The latest crime numbers are out from the Arizona Department of Public Safety and once again Mesa shows the world a city of a half-million residents and tens and tens of thousands of commuters and visitors can be safe. http://www.azcentral.com/story/news/local/southwest-valley/2017/08/31/crime-statistics-buckeye-gilbert-safest-valley-cities-phoenix-glendale-had-most-crime/602695001/.

Based on reported serious felony crimes in 2016 Mesa had 28 crimes per 1,000 residents. Crime in Chandler and Scottsdale is slightly lower.

That’s pretty good if you ask me, especially when you compare it to 59 per 1,000 in Glendale and 51 per 1,000 in Tempe. Two cities that consistently lead the state in serious crime and one that shares a 10-mile border with Mesa along with seven major arterial streets, plus the light rail.

Phoenix had 45 serious felony crimes per 1,000 residents.

So how did Mesa get to this enviable position of going from a city where serious felony crime was once at 99 per 1,000, in the early ‘80s to a quarter of that now?

I doubt if there’s a single answer.

Is there still a subtle influence from the stability and character of Mesa’s LDS founders and past and present city leadership?

What about Mesa’s early-on diversity in policing? Long before it was a point to boast about, Mesa had a chief, Ramon Mendoza, who was Mexican-American along with another who was a woman, Jan Strauss. Major firsts in the world of policing for what was then a fairly large municipal police force.

Long before it was fashionable Mesa PD actively recruited experienced police officers from other jurisdictions. In the late ‘70s when Mesa was growing like a well-watered weed then Chief Joe Quigley, a true visionary, initiated a program to search out and hire officers with experience to meet Mesa’s demands for cops on the street. He also recruited Bruce Reynolds out of the Pima County Sheriff’s Department to start a strategic planning unit. It worked and crime started to drop. Many of those recruited became ranking command officers and two were promoted to police chief.

Not only did the experienced bodies fill patrol cars, they brought new ideas and experiences into the business of policing that has, and still can be, stagnant and inbred.

It’s no surprise when I see Mesa continue to do things that other agencies don’t or only embrace reluctantly years later. Mesa PD’s pro-active approach to sex crimes and crimes against children has become a national model thanks in large part to Strauss, a one-time sex crimes detective.

When the state crime lab continually failed to meet its statutory duties to support local law enforcement Mesa PD recruited the best scientists available to start its own crime lab. Today, the lab is the envy of the country and plays a big part in Mesa’s crime rate being so low.

Mesa also does a better job than most when it comes to solving crimes and catching crooks.

Mesa’s willingness not to stick with the status quo and the use innovation and technology to protect the community is paying off.

Policing is much about change. Crime and criminals evolve and take advantage of policing climates that are slow to change, can’t or won’t change.

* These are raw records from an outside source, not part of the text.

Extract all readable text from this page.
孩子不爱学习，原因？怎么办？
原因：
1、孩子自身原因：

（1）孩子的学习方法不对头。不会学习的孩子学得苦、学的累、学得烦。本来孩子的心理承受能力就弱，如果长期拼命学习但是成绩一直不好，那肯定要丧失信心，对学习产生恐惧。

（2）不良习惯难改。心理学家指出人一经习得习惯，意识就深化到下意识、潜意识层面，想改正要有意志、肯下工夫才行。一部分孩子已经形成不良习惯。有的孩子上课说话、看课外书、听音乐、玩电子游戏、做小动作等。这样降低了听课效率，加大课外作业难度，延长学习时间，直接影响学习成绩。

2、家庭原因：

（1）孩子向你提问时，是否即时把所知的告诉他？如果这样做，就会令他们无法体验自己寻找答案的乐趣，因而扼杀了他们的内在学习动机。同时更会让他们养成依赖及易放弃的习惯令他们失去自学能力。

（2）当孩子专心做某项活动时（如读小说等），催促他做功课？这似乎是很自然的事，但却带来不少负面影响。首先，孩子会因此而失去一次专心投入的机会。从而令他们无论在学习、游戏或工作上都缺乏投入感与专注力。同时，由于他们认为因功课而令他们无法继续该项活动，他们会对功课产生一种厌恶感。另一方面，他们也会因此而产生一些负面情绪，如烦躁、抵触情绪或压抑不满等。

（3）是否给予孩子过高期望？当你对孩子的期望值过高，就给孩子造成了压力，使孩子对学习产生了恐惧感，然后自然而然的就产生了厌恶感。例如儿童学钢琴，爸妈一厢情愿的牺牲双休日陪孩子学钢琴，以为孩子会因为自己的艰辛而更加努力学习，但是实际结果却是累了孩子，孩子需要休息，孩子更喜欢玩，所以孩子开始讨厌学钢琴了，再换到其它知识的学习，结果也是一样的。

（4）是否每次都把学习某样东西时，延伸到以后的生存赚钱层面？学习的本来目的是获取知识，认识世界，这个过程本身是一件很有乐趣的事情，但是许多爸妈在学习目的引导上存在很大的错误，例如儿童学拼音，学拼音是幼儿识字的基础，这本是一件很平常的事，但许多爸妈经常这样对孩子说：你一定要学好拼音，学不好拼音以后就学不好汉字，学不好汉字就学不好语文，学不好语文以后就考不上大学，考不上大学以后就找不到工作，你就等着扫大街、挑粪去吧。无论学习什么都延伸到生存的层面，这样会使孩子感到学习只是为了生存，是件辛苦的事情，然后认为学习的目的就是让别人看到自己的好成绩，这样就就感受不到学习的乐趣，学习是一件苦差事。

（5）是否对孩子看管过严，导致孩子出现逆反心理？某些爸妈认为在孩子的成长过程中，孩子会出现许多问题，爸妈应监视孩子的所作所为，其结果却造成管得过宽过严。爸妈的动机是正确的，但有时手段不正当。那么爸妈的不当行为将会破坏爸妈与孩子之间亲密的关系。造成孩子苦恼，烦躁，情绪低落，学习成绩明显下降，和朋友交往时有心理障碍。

But could Mesa’s success run out? For too many years City Hall has pushed the MPD to do more with less, and they have. But can underfunding and pushing employees to the limit to get results last forever?

While the police chiefs with high crime numbers will pooh-pooh crime the latest stats, Mesa’s force has a right to brag about the job they do so well and how they continue to keep crime low.

– Bill Richardson is a retired Mesa police detective.